Johnson se aparta. Mister Fish, con la debida solemnidad, se inclina. El cirujano se dispone a operar.

Levanta un paquetito. Ceremoniosamente se lo pasa al superintendente Battle. Éste lo entrega a su vez a George Lomax. La etiqueta ha sido respetada.

George Lomax deshace el paquete, corta el hule interior y hunde los dedos en otras envolturas. Algo aparece una fracción de segundo en la palma de su mano y lo esconde de nuevo en algodón.

Y carraspea.

—En este gratísimo trance… —empieza y su voz se eleva clara y fuerte como la del orador ducho.

Lord Caterham se bate en retirada. En la terraza encuentra a su hija mayor.

—Bundle, ¿funciona tu coche?

—Sí. ¿Por qué?

—Llévame a la ciudad. Hoy me marcho decididamente al extranjero.

—Pero…

—No repliques, Bundle. George Lomax me dijo esta mañana, al llegar, que deseaba entrevistarse conmigo acerca de una cuestión de gran importancia y agregó que el rey de Tombuctú vendría dentro de poco a Londres. No lo sufriré más, ¿lo oyes, Bundle? ¡Ni por cincuenta Georges! La nación puede comprar Chimneys si tanto aprecia su historia. De lo contrario, ofreceré esta casa a unos capitalistas que la convertirán en hotel.

—¿Dónde está Codders?

Bundle, como siempre, está a la altura de las circunstancias.

—Hasta dentro de quince minutos cantará las glorias del Imperio —responde el marqués echando una mirada a su reloj.

Segundo cuadro.

Mister Bill Eversleigh, que no asiste a la ceremonia, está al teléfono.

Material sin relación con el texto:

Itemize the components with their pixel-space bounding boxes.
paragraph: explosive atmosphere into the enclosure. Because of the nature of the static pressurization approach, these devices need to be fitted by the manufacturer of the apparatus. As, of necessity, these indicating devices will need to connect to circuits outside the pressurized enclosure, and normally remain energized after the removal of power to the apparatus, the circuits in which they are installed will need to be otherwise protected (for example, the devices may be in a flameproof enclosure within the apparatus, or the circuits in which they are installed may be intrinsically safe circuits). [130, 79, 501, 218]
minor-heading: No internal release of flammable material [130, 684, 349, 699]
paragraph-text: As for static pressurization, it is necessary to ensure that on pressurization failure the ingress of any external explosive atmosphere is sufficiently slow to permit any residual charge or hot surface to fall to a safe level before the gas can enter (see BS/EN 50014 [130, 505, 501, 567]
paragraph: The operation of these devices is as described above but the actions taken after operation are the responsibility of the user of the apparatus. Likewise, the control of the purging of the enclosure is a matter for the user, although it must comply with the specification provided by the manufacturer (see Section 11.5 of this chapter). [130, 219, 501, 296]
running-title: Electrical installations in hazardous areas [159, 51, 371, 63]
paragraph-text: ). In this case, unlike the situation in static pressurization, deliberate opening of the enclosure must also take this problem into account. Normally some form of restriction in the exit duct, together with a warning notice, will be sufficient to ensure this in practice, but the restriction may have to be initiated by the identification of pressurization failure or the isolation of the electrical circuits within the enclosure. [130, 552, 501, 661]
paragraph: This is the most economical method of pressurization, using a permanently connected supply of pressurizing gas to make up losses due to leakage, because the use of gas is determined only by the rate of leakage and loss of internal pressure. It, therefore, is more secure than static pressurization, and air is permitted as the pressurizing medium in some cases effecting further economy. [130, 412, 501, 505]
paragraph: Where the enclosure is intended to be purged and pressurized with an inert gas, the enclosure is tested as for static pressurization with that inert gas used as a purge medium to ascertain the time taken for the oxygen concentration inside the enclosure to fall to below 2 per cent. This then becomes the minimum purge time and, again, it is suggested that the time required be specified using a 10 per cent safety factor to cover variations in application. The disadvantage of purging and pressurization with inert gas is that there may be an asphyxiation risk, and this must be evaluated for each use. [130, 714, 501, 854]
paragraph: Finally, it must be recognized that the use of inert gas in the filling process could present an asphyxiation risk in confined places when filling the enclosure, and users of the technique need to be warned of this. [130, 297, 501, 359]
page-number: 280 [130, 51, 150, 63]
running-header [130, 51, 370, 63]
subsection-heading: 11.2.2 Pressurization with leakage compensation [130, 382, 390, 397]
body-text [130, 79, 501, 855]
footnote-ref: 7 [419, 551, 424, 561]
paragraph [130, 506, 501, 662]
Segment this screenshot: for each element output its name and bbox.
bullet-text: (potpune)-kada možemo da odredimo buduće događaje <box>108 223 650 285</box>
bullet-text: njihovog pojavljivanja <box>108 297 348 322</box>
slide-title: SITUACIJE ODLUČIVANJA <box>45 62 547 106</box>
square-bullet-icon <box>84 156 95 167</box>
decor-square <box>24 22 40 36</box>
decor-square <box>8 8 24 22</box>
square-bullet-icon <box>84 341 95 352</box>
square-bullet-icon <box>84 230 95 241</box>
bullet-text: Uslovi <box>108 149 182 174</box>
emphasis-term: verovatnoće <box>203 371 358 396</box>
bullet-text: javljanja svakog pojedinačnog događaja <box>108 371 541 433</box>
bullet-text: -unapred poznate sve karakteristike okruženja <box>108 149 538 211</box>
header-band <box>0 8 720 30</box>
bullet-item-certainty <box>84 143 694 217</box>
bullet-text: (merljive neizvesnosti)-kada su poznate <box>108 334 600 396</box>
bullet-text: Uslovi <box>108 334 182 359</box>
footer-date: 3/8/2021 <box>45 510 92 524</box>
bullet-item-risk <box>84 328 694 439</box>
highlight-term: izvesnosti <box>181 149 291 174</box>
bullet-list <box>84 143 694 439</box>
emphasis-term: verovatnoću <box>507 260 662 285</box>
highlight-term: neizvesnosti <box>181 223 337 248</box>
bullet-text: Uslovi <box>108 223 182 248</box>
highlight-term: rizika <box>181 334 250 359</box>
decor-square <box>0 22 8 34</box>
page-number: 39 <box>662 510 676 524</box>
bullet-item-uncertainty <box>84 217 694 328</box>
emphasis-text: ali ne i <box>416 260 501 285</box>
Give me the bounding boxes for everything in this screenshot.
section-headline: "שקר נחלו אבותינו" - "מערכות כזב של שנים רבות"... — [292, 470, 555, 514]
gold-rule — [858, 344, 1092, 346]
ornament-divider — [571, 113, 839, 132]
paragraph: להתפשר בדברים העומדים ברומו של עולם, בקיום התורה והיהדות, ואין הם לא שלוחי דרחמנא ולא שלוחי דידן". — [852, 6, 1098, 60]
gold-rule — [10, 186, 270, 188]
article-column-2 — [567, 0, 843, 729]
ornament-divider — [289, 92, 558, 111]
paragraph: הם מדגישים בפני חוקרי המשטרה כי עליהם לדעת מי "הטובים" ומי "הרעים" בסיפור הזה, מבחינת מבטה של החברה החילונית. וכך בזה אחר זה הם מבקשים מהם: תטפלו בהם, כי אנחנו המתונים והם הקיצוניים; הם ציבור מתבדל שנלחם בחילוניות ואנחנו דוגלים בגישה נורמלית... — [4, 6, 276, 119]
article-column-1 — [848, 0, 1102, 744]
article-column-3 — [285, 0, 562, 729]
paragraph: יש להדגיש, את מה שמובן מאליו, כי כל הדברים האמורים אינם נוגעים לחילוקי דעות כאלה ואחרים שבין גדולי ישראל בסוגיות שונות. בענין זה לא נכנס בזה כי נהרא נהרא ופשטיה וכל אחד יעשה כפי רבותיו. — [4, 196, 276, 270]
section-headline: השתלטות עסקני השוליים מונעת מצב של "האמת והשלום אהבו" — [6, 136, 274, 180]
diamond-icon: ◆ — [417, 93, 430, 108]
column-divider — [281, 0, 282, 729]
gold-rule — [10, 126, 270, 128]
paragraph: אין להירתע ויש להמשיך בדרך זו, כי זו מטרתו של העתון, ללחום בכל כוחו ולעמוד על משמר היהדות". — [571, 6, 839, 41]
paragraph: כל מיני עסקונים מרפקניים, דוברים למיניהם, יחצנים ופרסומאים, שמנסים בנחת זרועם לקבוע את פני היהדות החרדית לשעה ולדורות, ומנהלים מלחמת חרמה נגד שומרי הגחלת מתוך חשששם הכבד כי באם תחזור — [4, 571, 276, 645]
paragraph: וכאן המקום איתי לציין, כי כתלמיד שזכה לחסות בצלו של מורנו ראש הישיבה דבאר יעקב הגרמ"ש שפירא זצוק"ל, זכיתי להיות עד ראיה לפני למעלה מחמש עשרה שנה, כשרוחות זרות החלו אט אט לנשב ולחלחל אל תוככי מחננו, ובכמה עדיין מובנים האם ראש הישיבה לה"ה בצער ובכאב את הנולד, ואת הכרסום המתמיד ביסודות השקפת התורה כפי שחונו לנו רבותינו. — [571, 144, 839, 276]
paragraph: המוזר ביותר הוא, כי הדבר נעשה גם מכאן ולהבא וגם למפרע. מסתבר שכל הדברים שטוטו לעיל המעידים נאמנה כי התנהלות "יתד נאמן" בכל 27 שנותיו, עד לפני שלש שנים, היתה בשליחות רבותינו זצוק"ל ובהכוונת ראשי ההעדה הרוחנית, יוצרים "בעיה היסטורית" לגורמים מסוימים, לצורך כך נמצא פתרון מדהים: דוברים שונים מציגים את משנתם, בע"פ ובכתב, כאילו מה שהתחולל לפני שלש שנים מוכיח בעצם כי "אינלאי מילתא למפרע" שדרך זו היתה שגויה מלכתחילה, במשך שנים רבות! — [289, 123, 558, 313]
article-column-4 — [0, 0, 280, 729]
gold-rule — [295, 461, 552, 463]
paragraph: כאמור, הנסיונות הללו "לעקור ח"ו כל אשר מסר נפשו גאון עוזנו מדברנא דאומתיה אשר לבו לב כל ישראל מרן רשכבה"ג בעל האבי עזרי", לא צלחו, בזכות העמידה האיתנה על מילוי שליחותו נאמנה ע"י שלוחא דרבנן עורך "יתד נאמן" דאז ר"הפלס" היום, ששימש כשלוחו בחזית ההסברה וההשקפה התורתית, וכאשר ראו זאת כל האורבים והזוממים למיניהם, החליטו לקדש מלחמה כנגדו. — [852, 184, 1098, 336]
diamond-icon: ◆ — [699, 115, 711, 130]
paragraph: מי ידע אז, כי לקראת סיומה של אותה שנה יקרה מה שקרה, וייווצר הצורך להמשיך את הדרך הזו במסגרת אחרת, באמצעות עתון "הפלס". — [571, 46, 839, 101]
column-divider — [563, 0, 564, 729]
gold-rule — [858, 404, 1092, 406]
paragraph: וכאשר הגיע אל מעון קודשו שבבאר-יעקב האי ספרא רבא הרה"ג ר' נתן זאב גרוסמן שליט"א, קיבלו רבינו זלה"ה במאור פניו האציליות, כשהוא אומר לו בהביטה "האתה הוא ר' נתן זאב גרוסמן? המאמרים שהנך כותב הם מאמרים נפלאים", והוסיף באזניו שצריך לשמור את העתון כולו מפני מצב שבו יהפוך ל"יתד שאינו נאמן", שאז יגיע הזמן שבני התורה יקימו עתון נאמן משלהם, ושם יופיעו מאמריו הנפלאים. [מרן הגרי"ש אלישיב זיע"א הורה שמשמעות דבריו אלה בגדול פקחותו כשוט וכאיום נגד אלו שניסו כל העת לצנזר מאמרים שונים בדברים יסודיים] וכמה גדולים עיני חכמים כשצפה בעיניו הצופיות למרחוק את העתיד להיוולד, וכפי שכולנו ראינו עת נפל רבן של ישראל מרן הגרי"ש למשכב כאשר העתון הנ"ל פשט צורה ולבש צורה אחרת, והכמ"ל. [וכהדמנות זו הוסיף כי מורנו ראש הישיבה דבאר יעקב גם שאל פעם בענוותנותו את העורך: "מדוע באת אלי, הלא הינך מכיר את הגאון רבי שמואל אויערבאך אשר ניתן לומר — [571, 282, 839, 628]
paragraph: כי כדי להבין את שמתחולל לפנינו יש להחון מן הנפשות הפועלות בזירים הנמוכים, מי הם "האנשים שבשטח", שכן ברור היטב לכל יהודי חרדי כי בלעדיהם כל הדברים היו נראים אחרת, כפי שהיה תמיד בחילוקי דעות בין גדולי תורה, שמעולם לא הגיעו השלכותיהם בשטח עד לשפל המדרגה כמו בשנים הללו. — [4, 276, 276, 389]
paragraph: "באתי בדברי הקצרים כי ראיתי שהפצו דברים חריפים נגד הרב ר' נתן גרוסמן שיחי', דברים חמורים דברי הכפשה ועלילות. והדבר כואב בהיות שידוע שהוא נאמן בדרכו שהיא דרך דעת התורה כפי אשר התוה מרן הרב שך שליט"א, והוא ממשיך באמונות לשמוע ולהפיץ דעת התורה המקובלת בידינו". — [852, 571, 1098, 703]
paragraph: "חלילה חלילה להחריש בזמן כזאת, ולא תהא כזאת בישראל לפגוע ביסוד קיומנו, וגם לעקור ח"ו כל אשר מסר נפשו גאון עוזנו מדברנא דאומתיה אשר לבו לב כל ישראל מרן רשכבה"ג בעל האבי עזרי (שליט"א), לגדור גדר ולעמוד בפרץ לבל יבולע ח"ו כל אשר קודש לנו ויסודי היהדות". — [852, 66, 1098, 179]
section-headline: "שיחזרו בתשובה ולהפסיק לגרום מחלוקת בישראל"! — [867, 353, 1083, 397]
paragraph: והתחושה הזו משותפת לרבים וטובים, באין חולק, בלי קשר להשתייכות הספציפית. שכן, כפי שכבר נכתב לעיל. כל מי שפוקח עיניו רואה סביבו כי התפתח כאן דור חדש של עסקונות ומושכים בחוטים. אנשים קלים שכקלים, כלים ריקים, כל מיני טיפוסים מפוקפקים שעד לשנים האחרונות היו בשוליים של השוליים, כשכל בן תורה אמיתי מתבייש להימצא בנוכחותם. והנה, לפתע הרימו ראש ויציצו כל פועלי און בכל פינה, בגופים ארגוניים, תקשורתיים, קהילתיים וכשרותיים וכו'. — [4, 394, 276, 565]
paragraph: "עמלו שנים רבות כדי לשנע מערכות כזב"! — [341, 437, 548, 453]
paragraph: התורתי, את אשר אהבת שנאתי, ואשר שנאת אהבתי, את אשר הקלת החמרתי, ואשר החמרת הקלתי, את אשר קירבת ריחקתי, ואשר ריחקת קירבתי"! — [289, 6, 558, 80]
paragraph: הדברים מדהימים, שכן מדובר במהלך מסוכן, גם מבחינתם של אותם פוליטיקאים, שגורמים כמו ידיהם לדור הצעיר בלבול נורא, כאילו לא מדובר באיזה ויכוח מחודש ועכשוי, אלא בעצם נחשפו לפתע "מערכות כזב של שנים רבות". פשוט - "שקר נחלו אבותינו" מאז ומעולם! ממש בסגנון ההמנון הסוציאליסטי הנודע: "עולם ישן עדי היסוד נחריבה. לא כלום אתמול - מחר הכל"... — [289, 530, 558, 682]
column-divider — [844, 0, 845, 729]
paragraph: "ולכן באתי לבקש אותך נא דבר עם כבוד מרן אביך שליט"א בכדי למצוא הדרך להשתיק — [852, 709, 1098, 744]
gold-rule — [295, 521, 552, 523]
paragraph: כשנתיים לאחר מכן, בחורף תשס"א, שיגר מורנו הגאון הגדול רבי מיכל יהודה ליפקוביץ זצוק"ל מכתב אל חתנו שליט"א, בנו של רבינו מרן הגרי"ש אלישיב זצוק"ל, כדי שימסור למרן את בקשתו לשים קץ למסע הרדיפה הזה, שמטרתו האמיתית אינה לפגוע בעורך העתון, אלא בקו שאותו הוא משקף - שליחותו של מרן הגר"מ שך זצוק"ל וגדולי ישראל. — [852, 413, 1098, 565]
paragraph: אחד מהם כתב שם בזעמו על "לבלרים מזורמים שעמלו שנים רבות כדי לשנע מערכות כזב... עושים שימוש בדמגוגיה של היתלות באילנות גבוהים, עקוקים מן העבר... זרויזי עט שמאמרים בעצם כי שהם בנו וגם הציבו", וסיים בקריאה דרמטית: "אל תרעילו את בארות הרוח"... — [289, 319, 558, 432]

—… No, en serio. No seas orgullosa… ¿Cenarás conmigo por lo menos?… No, no lo tengo. Estoy clavado al escritorio. Codders es un tirano… Dolly, ya sabes lo que siento por ti; eres la única mujer en que pienso… Sí, iré antes al teatro. ¿Cómo es la letra? «Y la muchacha emplea anzuelos y ojos…».

Ruidos extraordinarios: Mister Eversleigh canta la canción.

Mientras tanto, George remata su discurso:

—… La paz y la posteridad del Imperio británico.

—He tenido una semanita magnífica —comunicó mister Hiram P. Fish a quien quiso escucharle.